I don't understand how that parallel prediction can work... Let's say I give it ...

cs702 · 2024-06-07T15:48:55 1717775335

Give the model the tokens "happily" and "I", and add to each input token its respective position embedding and the position embedding for the token to be predicted. You can do this in parallel for all tokens to be predicted. The model has been trained so it can predict tokens in any position.

hexomancer · 2024-06-07T16:07:17 1717776437

Yes, but is there any guarantee that the complete sentence makes sense?

toxik · 2024-06-07T16:57:43 1717779463

That is indeed an issue. Their sampling method rejects impossible combinations.
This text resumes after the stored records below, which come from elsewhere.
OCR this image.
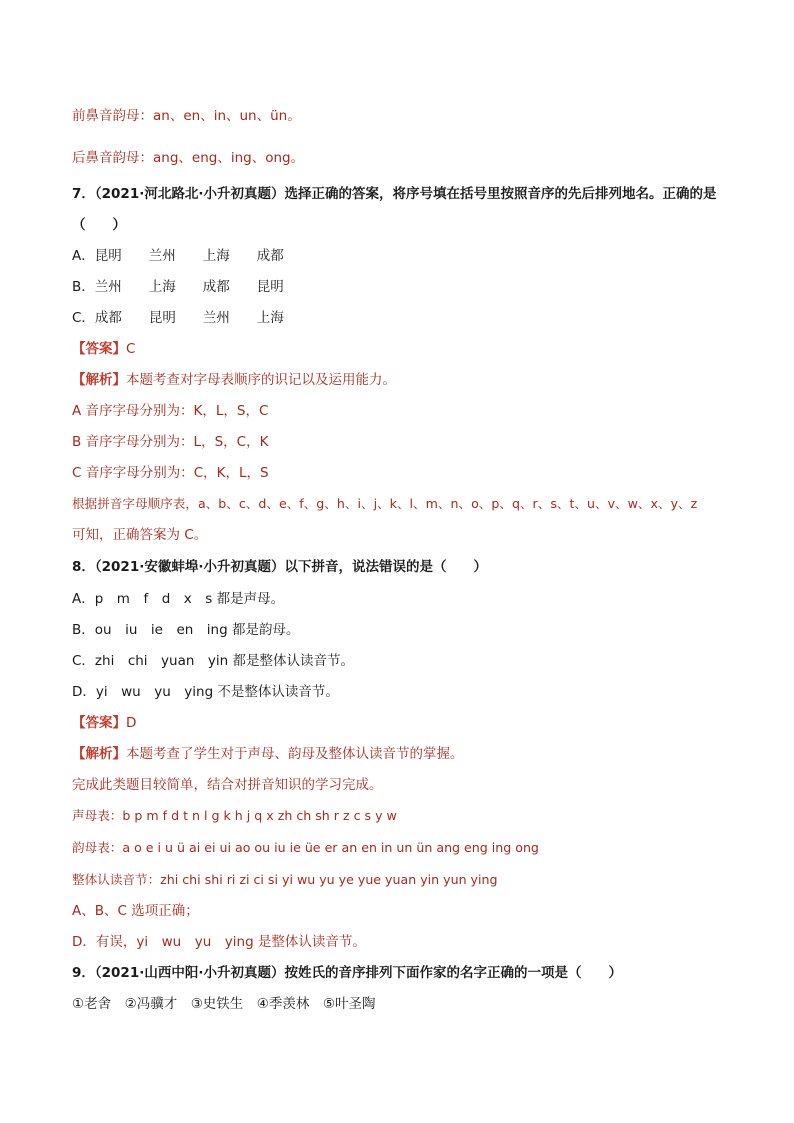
前鼻音韵母：an、en、in、un、ün。
后鼻音韵母：ang、eng、ing、ong。
7．（2021·河北路北·小升初真题）选择正确的答案，将序号填在括号里按照音序的先后排列地名。正确的是
（　　）
A．昆明　　兰州　　上海　　成都
B．兰州　　上海　　成都　　昆明
C．成都　　昆明　　兰州　　上海
【答案】C
【解析】本题考查对字母表顺序的识记以及运用能力。
A 音序字母分别为：K，L，S，C
B 音序字母分别为：L，S，C，K
C 音序字母分别为：C，K，L，S
根据拼音字母顺序表，a、b、c、d、e、f、g、h、i、j、k、l、m、n、o、p、q、r、s、t、u、v、w、x、y、z
可知，正确答案为 C。
8．（2021·安徽蚌埠·小升初真题）以下拼音，说法错误的是（　　）
A．p　m　f　d　x　s 都是声母。
B．ou　iu　ie　en　ing 都是韵母。
C．zhi　chi　yuan　yin 都是整体认读音节。
D．yi　wu　yu　ying 不是整体认读音节。
【答案】D
【解析】本题考查了学生对于声母、韵母及整体认读音节的掌握。
完成此类题目较简单，结合对拼音知识的学习完成。
声母表：b p m f d t n l g k h j q x zh ch sh r z c s y w
韵母表：a o e i u ü ai ei ui ao ou iu ie üe er an en in un ün ang eng ing ong
整体认读音节：zhi chi shi ri zi ci si yi wu yu ye yue yuan yin yun ying
A、B、C 选项正确；
D．有误，yi　wu　yu　ying 是整体认读音节。
9．（2021·山西中阳·小升初真题）按姓氏的音序排列下面作家的名字正确的一项是（　　）
①老舍　②冯骥才　③史铁生　④季羡林　⑤叶圣陶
entropicdrifter · 2024-06-07T16:09:18 1717776558

That guarantee didn't exist with regular GPT LLMs, did it? It just came about as an emergent property of throwing more and more compute, training data, and training time at the problem

amluto · 2024-06-07T19:30:14 1717788614

I think it’s effectively built in to the design. The model outputs a probability distribution for the first unknown token [0]. Then some code outside the model chooses a token and runs the model again with that token provided to the model. So the second output token’s probability distribution is automatically conditioned on the first output token, etc.

Sometimes people will attempt to parallelize this by using a faster model to guess a few tokens and then evaluating them in as a batch with the main model to determine whether the choices were good.

[0] Usually it outputs “logits”, which become a probability distribution when combined with a “temperature” parameter.

qeternity · 2024-06-07T22:19:33 1717798773

> I think it’s effectively built in to the design.

It isn't. There is no guarantee that successive tokens will be comprehensible.

> Usually it outputs “logits”, which become a probability distribution when combined with a “temperature” parameter.

The logits are the probability distribution (well technically, you would apply softmax). Temperature is a parameter for how you sample those logits in a non-greedy fashion.

hexaga · 2024-06-07T23:14:00 1717802040

> Temperature is a parameter for how you sample those logits in a non-greedy fashion.

I think temperature is better understood as a pre-softmax pass over logits. You'd divide logits by the temp, and then their softmax becomes more/less peaky.

    probs = (logits / temp).softmax()

Sampling is a whole different thing.

qeternity · 2024-06-07T23:20:25 1717802425

Sure, my comment about softmax was simply about the probability distribution. But temperature is still part of sampling. If you’re greedy decoding, temperature doesn’t matter.

alextheparrot · 2024-06-07T19:32:47 1717788767

No, but it makes more conceptual sense given the model can consider what was said before it

KRAKRISMOTT · 2024-06-07T16:15:46 1717776946

Isn't this bag of words all over again? Except with positional hints?